There are six nonfiction fillers in the first issue of Weird Tales. All were written anonymously. They are:
- "Queer Tribes of Savages Found in Africa" (p. 130)
- "African Brides Must Be Plump" (p. 130)
- "Ten Pallbearers for This Mammoth Woman" (p. 149)
- "Woman Starves to Feed Her Cats" (p. 149)
- "Unearth Vast Wealth in Egyptian Tomb" (p. 155)
- "'Evil Demon' Drives Man to Orgy of Crime" (p. 160)
"Queer Tribes of Africa" is about the El Molo people of East Africa. "African Brides Must Be Plump" is also about Africa, but it's about a general cultural practice and lacks specifics.
The next two articles are about women in New York City. Mrs. Martha Carmas of Middle Village, Queensboro, New York, is the subject of "Ten Pallbearers for This Enormous Woman." Mrs. Carmas, aged thirty-three, died on January 7, 1923, after having contracted elephantiasis. She weighed 710 pounds at her death. According to a contemporary newspaper article, "A coffin shipping case was used [to carry the body], as the basket coffins in which bodies are usually carried to the undertaking establishments were to [sic] small." (Source: "Builds Huge Coffin for Woman of 710 Pounds" in Lenoir (North Carolina) News-Topic, February 1, 1923, page 8.) The title of Herbert J. Mangham's story "The Basket" refers to just such a basket coffin. One remarkable thing about this brief article in Weird Tales is its immediacy: it was put into print and was on the newsstand about a month or so after the original story first appeared in American newspapers.

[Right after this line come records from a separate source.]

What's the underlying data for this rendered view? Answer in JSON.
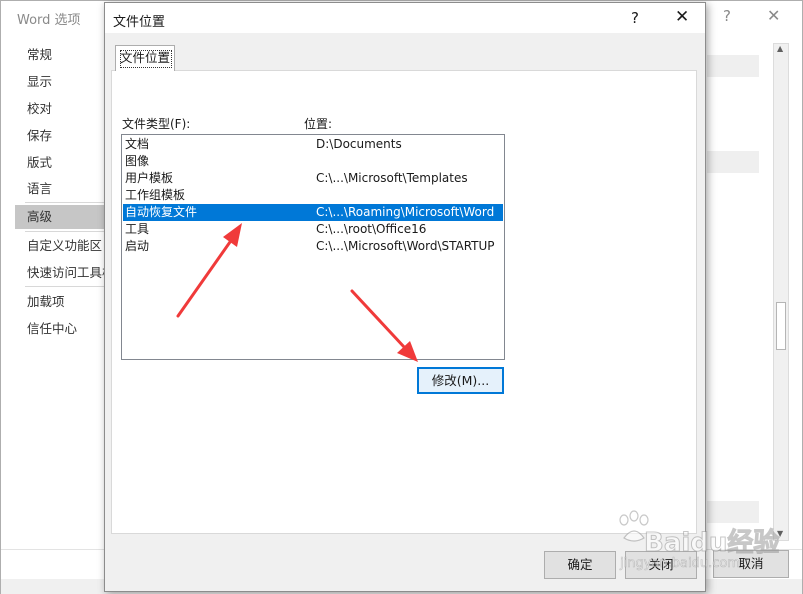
{
  "background_window": {
    "title": "Word 选项",
    "help": "?",
    "close": "✕",
    "nav_items": [
      {
        "label": "常规"
      },
      {
        "label": "显示"
      },
      {
        "label": "校对"
      },
      {
        "label": "保存"
      },
      {
        "label": "版式"
      },
      {
        "label": "语言"
      },
      {
        "label": "高级"
      },
      {
        "label": "自定义功能区"
      },
      {
        "label": "快速访问工具栏"
      },
      {
        "label": "加载项"
      },
      {
        "label": "信任中心"
      }
    ],
    "cancel_label": "取消"
  },
  "dialog": {
    "title": "文件位置",
    "help": "?",
    "close": "✕",
    "tab_label": "文件位置",
    "file_types_label": "文件类型(F):",
    "location_label": "位置:",
    "rows": [
      {
        "type": "文档",
        "location": "D:\\Documents"
      },
      {
        "type": "图像",
        "location": ""
      },
      {
        "type": "用户模板",
        "location": "C:\\...\\Microsoft\\Templates"
      },
      {
        "type": "工作组模板",
        "location": ""
      },
      {
        "type": "自动恢复文件",
        "location": "C:\\...\\Roaming\\Microsoft\\Word",
        "selected": true
      },
      {
        "type": "工具",
        "location": "C:\\...\\root\\Office16"
      },
      {
        "type": "启动",
        "location": "C:\\...\\Microsoft\\Word\\STARTUP"
      }
    ],
    "modify_label": "修改(M)...",
    "ok_label": "确定",
    "close_label": "关闭"
  },
  "watermark": {
    "brand": "Baidu经验",
    "url": "jingyan.baidu.com"
  },
  "colors": {
    "selection": "#0078d7",
    "annotation_arrow": "#f03a3a"
  }
}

"Woman Starves to Feed Her Cats" was also immediate. On January 8, 1923, Mary Bosanti of Avenue S, Brooklyn, New York, was found by neighbors in her apartment. She was weak and starving, surrounded by more than two hundred empty milk bottles, which she had emptied over days and weeks in order to feed the neighborhood cats. Mary was transported to Bellevue Hospital, and that's the last we hear of her. Today we would call her a crazy cat lady.
"Unearth Vast Wealth in Egyptian Tomb" is the longest of the six articles. It tells about the discovery of the tomb of King Tutankhamen, which had been accomplished in November 1922, almost certainly while the first issue of Weird Tales was in preparation. There aren't any stories about Egypt in the first issue, at least so far in my survey, but there would be, including in the giant-sized triple-issue of May/June/July 1924.
Finally there is "'Evil Demon' Drives Man to Orgy of Crime," which tells of Estanislao Puyat, a twenty-nine-year-old Filipino who went on a rampage after being spurned in his affections for his eighteen-year-old niece. Puyat's attack took place in Manila sometime in the month of November 1922. He was said to have been "de malas," that is, possessed by a demon. Puyat didn't know what had come over him. He was afterwards pronounced sane. The poor niece, however, was paralyzed after having been thrown from a window.
Someone associated with Weird Tales was watching the newspapers in the months leading up to the publication of that first issue. It was the kind of thing Charles Fort would have done, but Robert Ripley, creator of Believe It or Not!, was also in that business. We know that Otis Adelbert Kline was, too, for it was he who wrote true crime fillers for Detective Tales, the companion magazine of Weird Tales, in the issues of September and October 1922 at least. The source for that information is a compilation called "Curious Crimes: A Collection of Factual Fillers," in The Compleat OAK Leaves: The Official Journal of Otis Adelbert Kline and His Works (Clayton, GA: A Fictioneer Facsimile Edition, 1980; Issue No. 12, pages 9-11). The editor of OAK Leaves, the late David Anthony Kraft, introduced the compilation, letting us know that Kline's records indicate that he was in fact the author of those otherwise anonymous articles. Kline was a reader of manuscripts for Weird Tales, and he edited the aforementioned giant-sized first-anniversary issue of Weird Tales, dated May/June/July 1924. (See the image below.) He is known to have written anonymously, for the essay "Why Weird Tales?" was his. Considering all of that, I don't think there's any better candidate for authorship of the six nonfiction fillers in the first issue of Weird Tales.